Whereas the Medellin cartel attacked the government head-on with car bombs and terrorism, the Cali bosses have more subtly damaged the government and economy through bribes and a complex system of shell companies and middlemen.
In retaliation for De Greiff's policies, Washington late last year suspended a longstanding practice of sharing evidence with Colombian judicial officials, paralyzing an estimated 50 drug-trafficking cases. The tensions between Washington and Bogota were inflamed further in May, when the Pentagon abruptly halted the use of American military radar and spy planes to track suspected drug flights.
Pinpointing the flights as they made their way from Peru and Bolivia, where the raw material for cocaine is grown, to Colombia, where the drug is produced, and on to the United States, had been a pillar of the international interdiction effort. But the Pentagon said it feared legal liability if Colombia or Peru began shooting down planes.
Radar operated by U.S. military personnel in Colombia's Amazonian jungle led to the interception in the past two years of more than 400 illegal flights carrying 300 tons of cocaine, Colombian and U.S. officials say.
Given that relative success, Colombian officials were shocked and baffled by the sudden suspension of the intelligence-gathering effort. Gaviria's government had taken the political heat that came with allowing American military personnel to operate in national territory because a greater good--the stopping of drug flights--was served. The Colombians felt as if they had cooperated, only to have the rug pulled out from under them.
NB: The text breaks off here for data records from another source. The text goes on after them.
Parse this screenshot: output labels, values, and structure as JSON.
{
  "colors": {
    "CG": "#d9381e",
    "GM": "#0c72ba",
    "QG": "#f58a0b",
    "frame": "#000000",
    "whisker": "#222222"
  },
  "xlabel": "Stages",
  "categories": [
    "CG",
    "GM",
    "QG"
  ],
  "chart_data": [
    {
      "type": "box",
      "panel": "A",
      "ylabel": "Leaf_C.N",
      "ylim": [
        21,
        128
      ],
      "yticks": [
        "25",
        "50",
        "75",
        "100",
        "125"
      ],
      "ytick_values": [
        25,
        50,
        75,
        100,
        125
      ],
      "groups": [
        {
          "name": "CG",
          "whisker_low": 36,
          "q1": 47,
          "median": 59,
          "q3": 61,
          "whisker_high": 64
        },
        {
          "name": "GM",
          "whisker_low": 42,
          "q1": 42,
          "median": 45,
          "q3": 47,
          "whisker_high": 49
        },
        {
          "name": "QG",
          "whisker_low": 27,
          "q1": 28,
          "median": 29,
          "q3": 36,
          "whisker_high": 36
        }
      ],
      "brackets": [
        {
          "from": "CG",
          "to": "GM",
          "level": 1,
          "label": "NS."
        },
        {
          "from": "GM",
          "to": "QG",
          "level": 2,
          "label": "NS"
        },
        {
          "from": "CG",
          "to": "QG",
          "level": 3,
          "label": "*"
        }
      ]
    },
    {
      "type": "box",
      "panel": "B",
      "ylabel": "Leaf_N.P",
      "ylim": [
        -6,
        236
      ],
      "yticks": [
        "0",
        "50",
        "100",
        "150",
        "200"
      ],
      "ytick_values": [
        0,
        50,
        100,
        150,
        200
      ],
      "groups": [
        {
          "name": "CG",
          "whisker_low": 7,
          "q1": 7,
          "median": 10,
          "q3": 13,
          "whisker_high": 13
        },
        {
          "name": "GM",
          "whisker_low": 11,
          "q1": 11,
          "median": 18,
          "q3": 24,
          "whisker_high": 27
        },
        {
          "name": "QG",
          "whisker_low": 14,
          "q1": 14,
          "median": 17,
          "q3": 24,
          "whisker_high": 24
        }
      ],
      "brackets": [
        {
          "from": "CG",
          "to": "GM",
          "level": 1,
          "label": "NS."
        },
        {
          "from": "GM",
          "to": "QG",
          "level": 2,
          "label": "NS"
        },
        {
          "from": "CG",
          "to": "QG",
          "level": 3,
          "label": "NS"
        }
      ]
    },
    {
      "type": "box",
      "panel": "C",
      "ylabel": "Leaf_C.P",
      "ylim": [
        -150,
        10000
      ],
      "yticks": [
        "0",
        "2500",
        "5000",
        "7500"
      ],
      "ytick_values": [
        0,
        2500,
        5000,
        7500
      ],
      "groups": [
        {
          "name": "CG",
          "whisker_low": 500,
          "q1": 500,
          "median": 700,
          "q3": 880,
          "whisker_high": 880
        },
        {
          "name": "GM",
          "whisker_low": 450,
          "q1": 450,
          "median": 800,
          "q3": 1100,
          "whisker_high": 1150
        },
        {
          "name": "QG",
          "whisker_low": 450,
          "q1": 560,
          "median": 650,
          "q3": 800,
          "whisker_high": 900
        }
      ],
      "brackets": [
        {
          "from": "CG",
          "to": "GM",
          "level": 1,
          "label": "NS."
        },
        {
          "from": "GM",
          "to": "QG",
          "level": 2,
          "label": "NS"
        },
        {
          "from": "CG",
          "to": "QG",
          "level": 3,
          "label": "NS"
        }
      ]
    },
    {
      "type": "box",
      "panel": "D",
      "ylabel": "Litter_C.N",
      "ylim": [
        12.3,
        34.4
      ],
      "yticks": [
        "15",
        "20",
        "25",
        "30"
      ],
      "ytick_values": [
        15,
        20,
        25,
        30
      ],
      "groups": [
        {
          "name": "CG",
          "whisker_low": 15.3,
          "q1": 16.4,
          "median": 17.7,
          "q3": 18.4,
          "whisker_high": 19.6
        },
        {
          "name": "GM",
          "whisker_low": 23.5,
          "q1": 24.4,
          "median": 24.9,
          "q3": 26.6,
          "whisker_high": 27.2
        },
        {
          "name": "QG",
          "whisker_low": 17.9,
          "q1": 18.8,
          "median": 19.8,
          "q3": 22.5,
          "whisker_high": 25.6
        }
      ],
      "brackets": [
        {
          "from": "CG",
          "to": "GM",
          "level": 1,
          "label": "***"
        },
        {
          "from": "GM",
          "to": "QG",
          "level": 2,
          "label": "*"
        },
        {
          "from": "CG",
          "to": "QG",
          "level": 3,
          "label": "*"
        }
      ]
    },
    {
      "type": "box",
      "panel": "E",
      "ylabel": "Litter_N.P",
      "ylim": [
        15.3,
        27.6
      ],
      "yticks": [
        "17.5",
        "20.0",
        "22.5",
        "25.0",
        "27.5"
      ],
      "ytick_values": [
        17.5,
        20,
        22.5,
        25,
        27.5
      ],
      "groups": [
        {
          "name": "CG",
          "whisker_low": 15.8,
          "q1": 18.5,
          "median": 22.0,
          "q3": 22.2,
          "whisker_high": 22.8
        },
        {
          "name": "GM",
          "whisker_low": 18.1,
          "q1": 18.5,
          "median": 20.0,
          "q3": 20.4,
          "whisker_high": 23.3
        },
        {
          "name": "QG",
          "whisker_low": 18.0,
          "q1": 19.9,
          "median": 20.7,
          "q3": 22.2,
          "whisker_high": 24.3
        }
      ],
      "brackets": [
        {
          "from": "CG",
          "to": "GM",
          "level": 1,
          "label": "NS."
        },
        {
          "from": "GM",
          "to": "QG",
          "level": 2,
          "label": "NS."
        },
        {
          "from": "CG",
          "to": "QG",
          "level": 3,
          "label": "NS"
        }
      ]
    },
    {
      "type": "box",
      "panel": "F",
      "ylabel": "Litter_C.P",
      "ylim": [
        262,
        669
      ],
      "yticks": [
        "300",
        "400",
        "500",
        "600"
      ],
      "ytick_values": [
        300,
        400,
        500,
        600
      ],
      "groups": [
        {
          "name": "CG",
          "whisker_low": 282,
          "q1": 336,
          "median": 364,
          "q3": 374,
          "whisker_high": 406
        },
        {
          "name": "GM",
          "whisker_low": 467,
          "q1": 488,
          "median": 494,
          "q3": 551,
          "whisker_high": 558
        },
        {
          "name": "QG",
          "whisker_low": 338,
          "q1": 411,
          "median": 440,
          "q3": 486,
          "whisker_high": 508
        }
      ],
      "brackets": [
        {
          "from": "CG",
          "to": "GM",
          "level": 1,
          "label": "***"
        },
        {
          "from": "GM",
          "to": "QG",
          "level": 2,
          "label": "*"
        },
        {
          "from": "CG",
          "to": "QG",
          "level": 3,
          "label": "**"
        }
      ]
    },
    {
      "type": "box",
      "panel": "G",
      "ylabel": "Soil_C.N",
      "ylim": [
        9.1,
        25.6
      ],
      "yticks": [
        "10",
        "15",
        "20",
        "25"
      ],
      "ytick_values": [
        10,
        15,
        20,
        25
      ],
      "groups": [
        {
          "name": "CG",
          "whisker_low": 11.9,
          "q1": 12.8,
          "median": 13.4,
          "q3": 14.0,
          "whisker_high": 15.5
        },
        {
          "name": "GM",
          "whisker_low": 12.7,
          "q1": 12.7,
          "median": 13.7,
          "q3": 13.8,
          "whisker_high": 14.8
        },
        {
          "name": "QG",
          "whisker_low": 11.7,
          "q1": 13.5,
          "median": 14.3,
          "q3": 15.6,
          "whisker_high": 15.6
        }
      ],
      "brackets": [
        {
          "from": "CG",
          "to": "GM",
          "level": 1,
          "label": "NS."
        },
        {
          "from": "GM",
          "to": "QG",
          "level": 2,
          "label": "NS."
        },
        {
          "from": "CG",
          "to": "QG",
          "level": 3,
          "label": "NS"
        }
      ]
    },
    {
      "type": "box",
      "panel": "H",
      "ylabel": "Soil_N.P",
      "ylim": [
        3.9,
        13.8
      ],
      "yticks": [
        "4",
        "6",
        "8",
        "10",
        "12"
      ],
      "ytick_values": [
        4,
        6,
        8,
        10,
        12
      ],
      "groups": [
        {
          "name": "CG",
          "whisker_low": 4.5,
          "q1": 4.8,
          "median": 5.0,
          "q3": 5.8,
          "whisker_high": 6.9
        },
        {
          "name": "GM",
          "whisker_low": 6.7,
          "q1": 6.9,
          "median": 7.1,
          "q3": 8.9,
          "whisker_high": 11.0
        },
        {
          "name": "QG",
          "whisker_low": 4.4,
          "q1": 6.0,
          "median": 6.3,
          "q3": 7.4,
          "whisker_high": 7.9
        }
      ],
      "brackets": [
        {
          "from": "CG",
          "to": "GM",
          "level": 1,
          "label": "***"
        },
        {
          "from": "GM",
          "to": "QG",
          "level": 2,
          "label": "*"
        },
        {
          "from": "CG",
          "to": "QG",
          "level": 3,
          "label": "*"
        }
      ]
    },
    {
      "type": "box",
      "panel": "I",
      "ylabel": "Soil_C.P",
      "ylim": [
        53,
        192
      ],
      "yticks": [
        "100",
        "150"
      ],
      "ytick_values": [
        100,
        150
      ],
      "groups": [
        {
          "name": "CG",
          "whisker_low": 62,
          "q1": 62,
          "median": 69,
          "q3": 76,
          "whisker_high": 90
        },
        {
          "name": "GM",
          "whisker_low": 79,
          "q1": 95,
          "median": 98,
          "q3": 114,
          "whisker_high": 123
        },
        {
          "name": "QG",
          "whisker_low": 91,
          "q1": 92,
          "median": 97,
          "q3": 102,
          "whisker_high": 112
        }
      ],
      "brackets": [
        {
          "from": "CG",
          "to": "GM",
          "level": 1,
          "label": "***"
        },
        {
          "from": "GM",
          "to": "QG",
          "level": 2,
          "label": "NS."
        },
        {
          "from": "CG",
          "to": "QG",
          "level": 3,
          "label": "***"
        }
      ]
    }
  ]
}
The loud, clear signal to the Colombians was that the United States was withdrawing from the front lines of the drug war. And if that was the case, why should Colombia make greater sacrifices?
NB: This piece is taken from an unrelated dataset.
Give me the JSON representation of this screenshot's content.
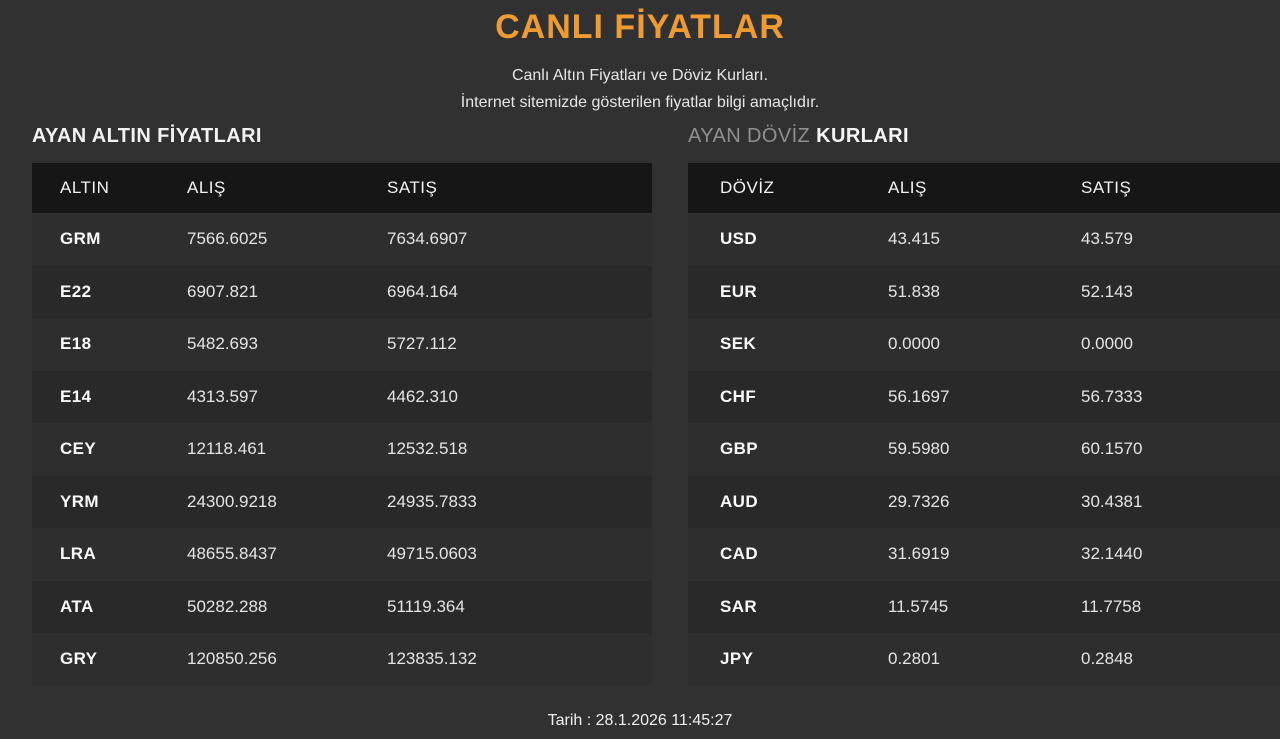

"This (the suspension) is not something that is done among friends," said Maj. Gen. Alfonso Abondano Alzamora, commander of the Colombian air force.
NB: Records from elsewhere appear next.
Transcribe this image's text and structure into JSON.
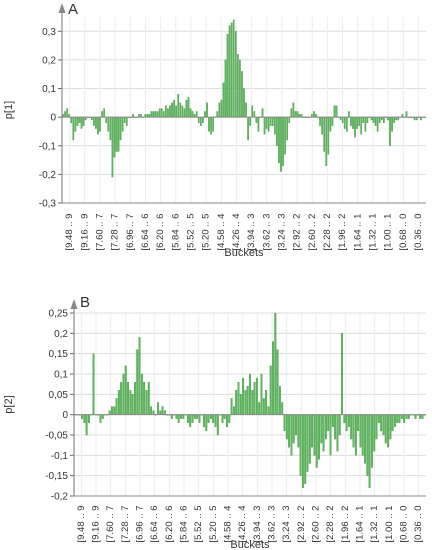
{
  "chart_data": [
    {
      "panel_label": "A",
      "type": "bar",
      "ylabel": "p[1]",
      "xlabel": "Buckets",
      "ylim": [
        -0.3,
        0.35
      ],
      "yticks": [
        -0.3,
        -0.2,
        -0.1,
        0,
        0.1,
        0.2,
        0.3
      ],
      "ytick_labels": [
        "-0,3",
        "-0,2",
        "-0,1",
        "0",
        "0,1",
        "0,2",
        "0,3"
      ],
      "xtick_labels": [
        "[9.48 .. 9",
        "[9.16 .. 9",
        "[7.60 .. 7",
        "[7.28 .. 7",
        "[6.96 .. 7",
        "[6.64 .. 6",
        "[6.20 .. 6",
        "[5.84 .. 6",
        "[5.52 .. 5",
        "[5.20 .. 5",
        "[4.58 .. 4",
        "[4.26 .. 4",
        "[3.94 .. 3",
        "[3.62 .. 3",
        "[3.24 .. 3",
        "[2.92 .. 2",
        "[2.60 .. 2",
        "[2.28 .. 2",
        "[1.96 .. 2",
        "[1.64 .. 1",
        "[1.32 .. 1",
        "[1.00 .. 1",
        "[0.68 .. 0",
        "[0.36 .. 0"
      ],
      "grid": true,
      "bar_color": "#5cb85c",
      "values": [
        0.01,
        0.02,
        0.03,
        0.01,
        -0.02,
        -0.08,
        -0.05,
        -0.03,
        -0.02,
        -0.04,
        -0.03,
        -0.01,
        0.0,
        0.0,
        -0.01,
        -0.03,
        -0.04,
        -0.06,
        -0.05,
        0.02,
        0.03,
        -0.02,
        -0.05,
        -0.08,
        -0.21,
        -0.14,
        -0.12,
        -0.12,
        -0.08,
        -0.05,
        -0.02,
        -0.03,
        0.0,
        0.0,
        0.01,
        0.0,
        0.0,
        0.01,
        0.01,
        0.0,
        0.01,
        0.01,
        0.01,
        0.02,
        0.02,
        0.02,
        0.02,
        0.03,
        0.03,
        0.02,
        0.04,
        0.03,
        0.04,
        0.05,
        0.06,
        0.04,
        0.08,
        0.05,
        0.04,
        0.03,
        0.06,
        0.07,
        0.03,
        0.02,
        0.01,
        0.02,
        -0.02,
        -0.03,
        -0.02,
        0.02,
        0.05,
        -0.05,
        -0.06,
        -0.05,
        0.0,
        0.02,
        0.05,
        0.06,
        0.12,
        0.2,
        0.29,
        0.32,
        0.33,
        0.34,
        0.3,
        0.22,
        0.2,
        0.16,
        0.1,
        0.05,
        -0.08,
        -0.03,
        0.04,
        0.02,
        -0.02,
        -0.05,
        0.0,
        0.03,
        -0.06,
        -0.04,
        -0.05,
        -0.03,
        -0.03,
        -0.06,
        -0.1,
        -0.16,
        -0.19,
        -0.17,
        -0.13,
        -0.08,
        -0.02,
        0.03,
        0.05,
        0.02,
        0.02,
        0.01,
        0.01,
        0.0,
        0.0,
        0.0,
        0.0,
        0.01,
        0.02,
        0.01,
        0.0,
        -0.03,
        -0.06,
        -0.12,
        -0.17,
        -0.13,
        -0.05,
        -0.03,
        0.04,
        0.04,
        0.0,
        -0.01,
        -0.02,
        -0.04,
        -0.05,
        0.02,
        -0.03,
        -0.04,
        -0.07,
        -0.04,
        -0.03,
        -0.06,
        -0.02,
        -0.05,
        -0.02,
        0.0,
        -0.01,
        -0.02,
        -0.03,
        -0.05,
        -0.02,
        -0.01,
        -0.02,
        0.0,
        -0.01,
        -0.1,
        -0.05,
        -0.02,
        -0.01,
        -0.01,
        0.0,
        0.01,
        0.0,
        0.02,
        0.0,
        0.0,
        0.0,
        -0.01,
        -0.01,
        0.0,
        -0.01,
        0.0,
        0.0
      ]
    },
    {
      "panel_label": "B",
      "type": "bar",
      "ylabel": "p[2]",
      "xlabel": "Buckets",
      "ylim": [
        -0.2,
        0.25
      ],
      "yticks": [
        -0.2,
        -0.15,
        -0.1,
        -0.05,
        0,
        0.05,
        0.1,
        0.15,
        0.2,
        0.25
      ],
      "ytick_labels": [
        "-0,2",
        "-0,15",
        "-0,1",
        "-0,05",
        "0",
        "0,05",
        "0,1",
        "0,15",
        "0,2",
        "0,25"
      ],
      "xtick_labels": [
        "[9.48 .. 9",
        "[9.16 .. 9",
        "[7.60 .. 7",
        "[7.28 .. 7",
        "[6.96 .. 7",
        "[6.64 .. 6",
        "[6.20 .. 6",
        "[5.84 .. 6",
        "[5.52 .. 5",
        "[5.20 .. 5",
        "[4.58 .. 4",
        "[4.26 .. 4",
        "[3.94 .. 3",
        "[3.62 .. 3",
        "[3.24 .. 3",
        "[2.92 .. 2",
        "[2.60 .. 2",
        "[2.28 .. 2",
        "[1.96 .. 2",
        "[1.64 .. 1",
        "[1.32 .. 1",
        "[1.00 .. 1",
        "[0.68 .. 0",
        "[0.36 .. 0"
      ],
      "grid": true,
      "bar_color": "#5cb85c",
      "values": [
        0.0,
        0.0,
        0.0,
        -0.01,
        -0.02,
        -0.05,
        -0.02,
        0.0,
        0.15,
        0.0,
        0.0,
        -0.02,
        -0.01,
        0.0,
        0.0,
        0.01,
        0.02,
        0.02,
        0.04,
        0.06,
        0.08,
        0.1,
        0.12,
        0.08,
        0.06,
        0.05,
        0.08,
        0.16,
        0.19,
        0.1,
        0.08,
        0.06,
        0.08,
        0.02,
        0.01,
        0.0,
        0.03,
        0.01,
        0.02,
        0.01,
        0.0,
        0.0,
        -0.01,
        0.0,
        -0.01,
        -0.02,
        -0.01,
        -0.01,
        0.0,
        -0.02,
        -0.03,
        -0.02,
        -0.01,
        -0.01,
        -0.02,
        0.0,
        -0.03,
        -0.04,
        -0.02,
        -0.01,
        -0.02,
        -0.03,
        -0.05,
        0.0,
        -0.02,
        -0.01,
        -0.03,
        -0.02,
        0.04,
        0.02,
        0.06,
        0.08,
        0.05,
        0.09,
        0.06,
        0.07,
        0.1,
        0.06,
        0.08,
        0.09,
        0.03,
        0.1,
        0.04,
        0.06,
        0.02,
        0.12,
        0.18,
        0.25,
        0.16,
        0.07,
        0.03,
        -0.04,
        -0.06,
        -0.08,
        -0.1,
        -0.07,
        -0.05,
        -0.08,
        -0.15,
        -0.18,
        -0.17,
        -0.14,
        -0.12,
        -0.08,
        -0.1,
        -0.13,
        -0.11,
        -0.07,
        -0.09,
        -0.06,
        -0.04,
        -0.1,
        -0.03,
        -0.06,
        -0.09,
        -0.05,
        0.2,
        -0.02,
        -0.04,
        -0.03,
        -0.06,
        -0.08,
        -0.1,
        -0.04,
        -0.08,
        -0.1,
        -0.12,
        -0.15,
        -0.18,
        -0.13,
        -0.09,
        -0.06,
        -0.02,
        -0.04,
        -0.05,
        -0.07,
        -0.08,
        -0.06,
        -0.04,
        -0.03,
        -0.02,
        -0.02,
        -0.01,
        -0.02,
        -0.01,
        -0.01,
        0.0,
        0.0,
        -0.01,
        0.0,
        -0.01,
        -0.01,
        0.0
      ]
    }
  ]
}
In fact, the Pentagon's action apparently stunned and angered U.S. Congress and State Department officials as well. President Clinton last month asked for legislation that would restore the radar and the spy flights, and a law that accomplishes that is before the House.
The Colombians had a right to be angry, said Rep. Robert G. Torricelli (D-N.J.), who chairs the House Foreign Affairs subcommittee on Western Hemisphere affairs and follows narcotics issues. "The Colombian government had been challenged to take a stand and interdict the narco-traficantes ," he said, "and no sooner had they begun (than) the United States government withdrew its cooperation. . . . It put all of us in an embarrassing position."
Torricelli, citing intelligence from the Drug Enforcement Administration, said drug flights jumped 20% after the radar was turned off.
While this particular issue may be resolved, it became symbolic of the deterioration of a cooperation that once existed between the United States and Colombia.
A growing movement among intellectuals such as Nobel laureate Gabriel Garcia Marquez to legalize drugs as a way to make the trade less profitable, and a Colombian high court's recent decision to decriminalize small amounts of marijuana and cocaine, raised further questions.
Gaviria, who opposes legalization, argues that his government has fought the good fight, pointing to the killing by police of Pablo Escobar last December and the dismantling of the Medellin cartel. But some wonder if the more insidious Cali cartel has not been allowed to operate virtually unchecked.
"A good number of Escobar's henchmen are in jail, and people feel, finally, a sense of relief," said political scientist Rodrigo Losada, an expert in drug violence. "But if you look below the appearances, you see the business of narcotics trafficking is as powerful as ever. There have been symbolic cases that bring tranquillity to people, but it does not change things deep down."